Raw string literals -- restarting the discussion

Brian Goetz brian.goetz at oracle.com
Mon Jan 7 16:36:05 UTC 2019


>> From: elias vasylenko <eliasvasylenko at gmail.com>
>> Subject: Re: Raw string literals -- restarting the discussion
>> Date: January 7, 2019 at 8:10:57 AM EST
>> To: amber-spec-comments at openjdk.java.net
>> 
>>> At first blush, the simplicity of the Rust approach is attractive; just
>> let strings span multiple lines, with no new syntax.  The obvious
>> counter-arguments are pretty weak in the current age; if you code in IDE,
>> as most developers do, it is not easy to accidentally leave off a closing
>> quote, and the syntax highlighting will make this obvious in the event we
>> do so anyway.  But, if we look through the lens of our use cases -- such as
>> JSON snippets -- we see that this approach fails almost completely, because
>> you _still_ have to escape the quotes, and almost all multi-line snippets
>> will have quotes.  So, let's cross this off too.  The same applies to using
>> a letter prefix for multi-line strings; it doesn't address the primary use
>> case.
>> 
>> I'm a little confused about the argument to cross this off. Is this not
>> dismissing a solution to the multi-line string problem on the basis that it
>> doesn't also solve the raw string problem? Within the exploration of raw
>> strings and multi-line strings as separate features I think this reasoning
>> bears a little extra scrutiny.

I think you’re confusing the Rust multi-line syntax with the Rust raw syntax.  What was crossed off here is the choice to simply let single-quoted string literals span multiple lines.  

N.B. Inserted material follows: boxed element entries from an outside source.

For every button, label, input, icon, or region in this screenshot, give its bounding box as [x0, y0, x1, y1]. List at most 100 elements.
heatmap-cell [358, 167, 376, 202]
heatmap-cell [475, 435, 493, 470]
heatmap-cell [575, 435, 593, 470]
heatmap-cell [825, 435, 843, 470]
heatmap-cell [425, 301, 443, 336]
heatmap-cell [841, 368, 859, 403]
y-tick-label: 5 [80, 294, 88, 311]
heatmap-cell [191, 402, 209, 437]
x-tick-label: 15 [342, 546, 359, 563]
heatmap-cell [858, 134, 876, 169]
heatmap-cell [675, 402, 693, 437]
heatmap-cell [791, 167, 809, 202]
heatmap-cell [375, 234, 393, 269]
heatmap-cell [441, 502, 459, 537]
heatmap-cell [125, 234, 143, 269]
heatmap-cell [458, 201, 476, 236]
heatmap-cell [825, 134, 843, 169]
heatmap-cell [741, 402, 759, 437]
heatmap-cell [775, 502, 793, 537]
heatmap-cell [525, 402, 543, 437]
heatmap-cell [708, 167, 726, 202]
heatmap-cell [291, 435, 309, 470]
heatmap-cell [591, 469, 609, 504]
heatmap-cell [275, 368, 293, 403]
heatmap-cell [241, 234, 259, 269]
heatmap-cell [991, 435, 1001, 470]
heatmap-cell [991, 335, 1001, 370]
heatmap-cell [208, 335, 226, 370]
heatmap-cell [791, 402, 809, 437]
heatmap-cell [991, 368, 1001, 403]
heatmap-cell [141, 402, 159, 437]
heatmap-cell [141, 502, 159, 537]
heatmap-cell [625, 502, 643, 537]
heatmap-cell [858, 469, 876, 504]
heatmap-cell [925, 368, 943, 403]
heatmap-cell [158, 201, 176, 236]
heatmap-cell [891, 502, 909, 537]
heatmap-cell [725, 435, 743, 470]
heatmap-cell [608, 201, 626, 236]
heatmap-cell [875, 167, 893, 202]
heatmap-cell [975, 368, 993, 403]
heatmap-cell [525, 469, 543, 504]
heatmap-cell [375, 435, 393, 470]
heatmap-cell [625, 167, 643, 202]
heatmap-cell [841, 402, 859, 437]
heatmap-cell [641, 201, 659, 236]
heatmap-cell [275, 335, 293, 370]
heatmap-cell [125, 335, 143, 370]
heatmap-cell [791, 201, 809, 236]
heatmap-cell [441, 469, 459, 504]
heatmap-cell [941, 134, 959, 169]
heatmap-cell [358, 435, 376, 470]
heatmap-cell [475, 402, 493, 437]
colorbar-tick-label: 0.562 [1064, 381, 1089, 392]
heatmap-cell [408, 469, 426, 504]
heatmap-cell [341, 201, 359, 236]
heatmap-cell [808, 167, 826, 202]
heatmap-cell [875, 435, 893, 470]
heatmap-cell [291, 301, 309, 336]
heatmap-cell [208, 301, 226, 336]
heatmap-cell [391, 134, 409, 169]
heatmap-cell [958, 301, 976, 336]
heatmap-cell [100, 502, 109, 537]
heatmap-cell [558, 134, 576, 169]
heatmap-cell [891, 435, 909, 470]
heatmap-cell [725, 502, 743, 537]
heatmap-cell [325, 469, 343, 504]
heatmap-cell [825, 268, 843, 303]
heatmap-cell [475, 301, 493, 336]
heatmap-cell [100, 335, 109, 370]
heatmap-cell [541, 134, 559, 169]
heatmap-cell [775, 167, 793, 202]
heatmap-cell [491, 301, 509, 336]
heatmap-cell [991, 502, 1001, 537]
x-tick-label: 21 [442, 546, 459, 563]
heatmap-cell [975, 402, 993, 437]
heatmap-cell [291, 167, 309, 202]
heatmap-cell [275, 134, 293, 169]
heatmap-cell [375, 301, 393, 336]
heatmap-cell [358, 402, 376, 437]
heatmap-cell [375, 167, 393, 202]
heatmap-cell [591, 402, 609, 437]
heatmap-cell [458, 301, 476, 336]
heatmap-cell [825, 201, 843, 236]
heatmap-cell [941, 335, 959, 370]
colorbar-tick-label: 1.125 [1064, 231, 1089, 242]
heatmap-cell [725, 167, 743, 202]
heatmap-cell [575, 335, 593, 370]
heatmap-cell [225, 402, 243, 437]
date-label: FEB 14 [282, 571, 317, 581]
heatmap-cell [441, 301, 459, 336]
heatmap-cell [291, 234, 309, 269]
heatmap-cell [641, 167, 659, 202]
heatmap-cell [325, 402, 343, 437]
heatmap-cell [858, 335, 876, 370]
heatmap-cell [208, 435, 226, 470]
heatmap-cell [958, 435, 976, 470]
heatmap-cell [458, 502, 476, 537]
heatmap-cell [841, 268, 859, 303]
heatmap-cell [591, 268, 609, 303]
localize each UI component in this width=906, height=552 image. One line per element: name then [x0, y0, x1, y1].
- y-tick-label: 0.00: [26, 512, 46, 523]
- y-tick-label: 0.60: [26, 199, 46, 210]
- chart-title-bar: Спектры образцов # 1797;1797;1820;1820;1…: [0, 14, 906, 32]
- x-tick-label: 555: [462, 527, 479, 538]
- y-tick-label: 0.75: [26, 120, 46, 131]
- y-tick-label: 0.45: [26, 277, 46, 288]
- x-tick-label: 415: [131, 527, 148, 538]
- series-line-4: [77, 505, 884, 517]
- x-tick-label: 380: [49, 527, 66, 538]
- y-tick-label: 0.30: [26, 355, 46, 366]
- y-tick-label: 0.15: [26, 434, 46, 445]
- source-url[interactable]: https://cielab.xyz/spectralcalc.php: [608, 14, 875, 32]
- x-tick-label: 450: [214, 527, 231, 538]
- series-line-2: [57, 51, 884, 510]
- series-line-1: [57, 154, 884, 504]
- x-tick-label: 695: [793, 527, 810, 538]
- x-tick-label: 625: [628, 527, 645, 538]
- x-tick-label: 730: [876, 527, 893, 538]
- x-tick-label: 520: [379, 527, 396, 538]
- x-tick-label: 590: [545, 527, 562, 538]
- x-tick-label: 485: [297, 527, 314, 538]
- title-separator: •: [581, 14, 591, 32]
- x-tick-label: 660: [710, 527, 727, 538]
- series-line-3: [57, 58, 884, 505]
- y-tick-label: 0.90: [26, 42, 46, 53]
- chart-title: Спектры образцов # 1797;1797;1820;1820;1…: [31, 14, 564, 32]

“Raw” is not a very well defined term, and the degree of “raw-ness” in so-called raw strings varies dramatically across languages.  So instead, we tried to frame this in terms of use cases.  The most important use case here is: embedded snippets of HTML,JSON,SQL, or XML.  And the “just let single-quote strings cross lines” approach fails dramatically here, because these are all expected to have many embedded double-quote characters.  

>> I'd argue that the requirement for
>> unescaped quotes falls more naturally within the scope of the raw string
>> feature than the multi-line string feature:

I understand why you would make this argument — initially, we fell into this subjective interpretation of “raw" as well.  But if you dig deeper, you’ll see that the reasons why various characters need escaping varies.  There are at least three:

 - Concerns over representation in source (tabs, newlines, non-ascii characters)
 - Concerns over conflict with the escape mechanism (backslash)
 - Concerns over conflict with the delimiter (quotes)

Only the first really belongs in the province of raw-ness; we’d not be concerned about quotes if our delimiter was something other than a quote. When you change the delimiter, the need to escape quotes goes away.  

And, if you observe actual usage, you’ll see that quotes show up considerably more often in multi-line strings than other characters that might want escaping.  A mechanism that supports spanning lines and quotes is actually what most users need most of the time. 

In any case, I think this is the essence of your comment: that you think that quoting should be handled as part of raw strings, not multi-line strings.  Which is a fine perspective, but if you follow it a little further, you get to “multi-line stings are mostly useless” (for reasons already explained), at which point you get to “let’s just merge the features” (as some languages have chosen to do.)  Which is also a possibility here.  

>> That said I think there's also a minor danger of implying some sort of
>> distinction between nonce-based delimiters and variable-length delimiters
>> which doesn't necessarily exist. Isn't the latter just an example of the
>> former but with a restricted format?

Again, it depends whether you’re asking parsers or humans.  From a grammar perspective, a variable-length delimiter is mostly just a restricted nonce.  But from the perspective of humans who have to read code that includes human-generated nonces, the perception and cognitive load are quite different.  

I say “mostly”, though, because if you restrict the form enough (such as “any number of backticks”), you start to implicitly exclude some representable strings, such as those that start with backticks.  So now you’re paying both the complexity price of a more complex delimiter, and not even getting the benefit of being able to represent all strings.  Which was a balance that made us reconsider the previous proposal.